Communications security is very important when the Internet is employed as a communication channel between the different sites of an organization. The same things are applicable for isolating Intranets from external networks than in protecting internal networks. Firewall hardware may protect Intranets against external hacking and other information security threats. Firewalls are used to control traffic in communication networks and they do it by examining the communication passing through them and by imposing certain restrictions on it. Such communications as fail to follow the restrictions are filtered out. Firewalls use one or more of the following basic technologies:

·€ € Server-based communications filtering

·€ € Router-and-server-based packet filtering

·€ € Server-based communication transmission for every single application

The many parts of an Intranet can be secluded with firewalls thus growing information security against internal misuse. These kinds of firewalls also prevent external invaders from moving on the Intranet. One can encrypt an organization's network addresses for outsiders using address translation. All data packages have an identical network address in address translation, when they leave the network of the organization. Address conversion restricts unknowns from making decisions based on real network addresses and the number of addresses within the organization.

9.1. Data Protection

The probability of internal information security threats is decreased by appropriate data protection. All materials that can be published on a corporate Intranet should have Personnel guidelines. A basic, yet very effective way of providing a security organization on an Intranet is to divide all corporate data into data that can be published and data that cannot be published on the Intranet. The limitations of user rights are an essential consideration when publishing confidential data on the Intranet. The deletion of data on the Intranet should be provided by clear guidelines. In addition, all data published on the Intranet must be backed up using appropriate back-up media. Finally, user rights for every Intranet directory and file must also be carefully defined.

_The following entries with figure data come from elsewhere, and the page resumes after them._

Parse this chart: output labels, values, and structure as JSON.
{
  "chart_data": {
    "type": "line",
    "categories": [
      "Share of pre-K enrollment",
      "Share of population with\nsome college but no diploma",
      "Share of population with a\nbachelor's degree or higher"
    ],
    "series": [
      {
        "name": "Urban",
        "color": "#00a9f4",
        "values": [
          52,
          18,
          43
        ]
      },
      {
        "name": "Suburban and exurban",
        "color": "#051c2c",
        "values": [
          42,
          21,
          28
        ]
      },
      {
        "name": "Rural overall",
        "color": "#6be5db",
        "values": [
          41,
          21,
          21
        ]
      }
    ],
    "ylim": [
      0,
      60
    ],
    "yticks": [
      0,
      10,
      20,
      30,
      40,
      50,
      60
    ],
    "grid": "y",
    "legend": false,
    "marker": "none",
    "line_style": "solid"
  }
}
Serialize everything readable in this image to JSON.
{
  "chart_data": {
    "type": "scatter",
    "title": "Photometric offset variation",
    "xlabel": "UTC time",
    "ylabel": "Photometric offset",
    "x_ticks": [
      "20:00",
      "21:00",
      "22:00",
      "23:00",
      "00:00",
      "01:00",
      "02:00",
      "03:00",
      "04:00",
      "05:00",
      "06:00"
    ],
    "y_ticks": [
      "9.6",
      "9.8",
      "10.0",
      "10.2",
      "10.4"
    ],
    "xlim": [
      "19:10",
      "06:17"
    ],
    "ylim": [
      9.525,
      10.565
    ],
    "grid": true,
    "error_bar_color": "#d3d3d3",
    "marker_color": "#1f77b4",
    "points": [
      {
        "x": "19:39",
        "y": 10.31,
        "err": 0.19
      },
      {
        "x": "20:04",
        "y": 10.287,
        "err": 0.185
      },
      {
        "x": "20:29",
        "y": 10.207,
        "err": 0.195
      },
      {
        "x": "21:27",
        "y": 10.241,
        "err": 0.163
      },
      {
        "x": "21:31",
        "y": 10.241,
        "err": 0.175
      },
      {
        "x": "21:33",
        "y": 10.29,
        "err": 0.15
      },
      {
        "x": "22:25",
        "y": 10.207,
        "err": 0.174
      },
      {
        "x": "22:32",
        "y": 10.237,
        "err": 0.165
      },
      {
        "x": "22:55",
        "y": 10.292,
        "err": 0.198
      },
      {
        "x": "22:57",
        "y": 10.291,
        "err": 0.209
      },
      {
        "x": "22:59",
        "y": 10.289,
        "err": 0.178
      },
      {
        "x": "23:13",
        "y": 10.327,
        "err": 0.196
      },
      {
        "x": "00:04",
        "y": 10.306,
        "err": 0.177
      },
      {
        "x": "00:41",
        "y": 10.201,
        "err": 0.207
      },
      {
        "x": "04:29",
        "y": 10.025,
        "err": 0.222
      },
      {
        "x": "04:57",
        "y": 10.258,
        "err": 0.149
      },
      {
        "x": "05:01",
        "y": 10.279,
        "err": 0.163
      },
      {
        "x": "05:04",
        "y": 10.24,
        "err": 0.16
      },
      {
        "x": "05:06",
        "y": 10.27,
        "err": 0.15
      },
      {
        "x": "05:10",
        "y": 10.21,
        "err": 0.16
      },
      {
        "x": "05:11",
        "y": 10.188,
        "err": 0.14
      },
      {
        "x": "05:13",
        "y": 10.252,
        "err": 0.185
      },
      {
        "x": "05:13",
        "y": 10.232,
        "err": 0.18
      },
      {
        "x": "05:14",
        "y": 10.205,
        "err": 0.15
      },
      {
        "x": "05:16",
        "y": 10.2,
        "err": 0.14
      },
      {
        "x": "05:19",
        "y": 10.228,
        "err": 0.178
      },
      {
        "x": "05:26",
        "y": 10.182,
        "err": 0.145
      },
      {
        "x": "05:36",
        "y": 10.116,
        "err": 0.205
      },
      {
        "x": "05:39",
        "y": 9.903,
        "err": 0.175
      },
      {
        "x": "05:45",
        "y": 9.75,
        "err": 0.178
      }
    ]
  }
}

9.1. Operations Protection

Intranet operations security contains activities which advance security without influencing practices. Thus, security threats posed by business personnel should be prohibited in a simple and efficient manner without cooperating the efficiency of the system as supposed by the users. The right to use the different parts of an Intranet and the right to access each data directory must be defined for each employee in harmony with to his/her tasks. Isolated access must also be carefully regulated to ensure security. The design and implementation of operative user rights management is in many ways a demanding process, but a successful solution significantly decreases information security threats posed by corporate personnel.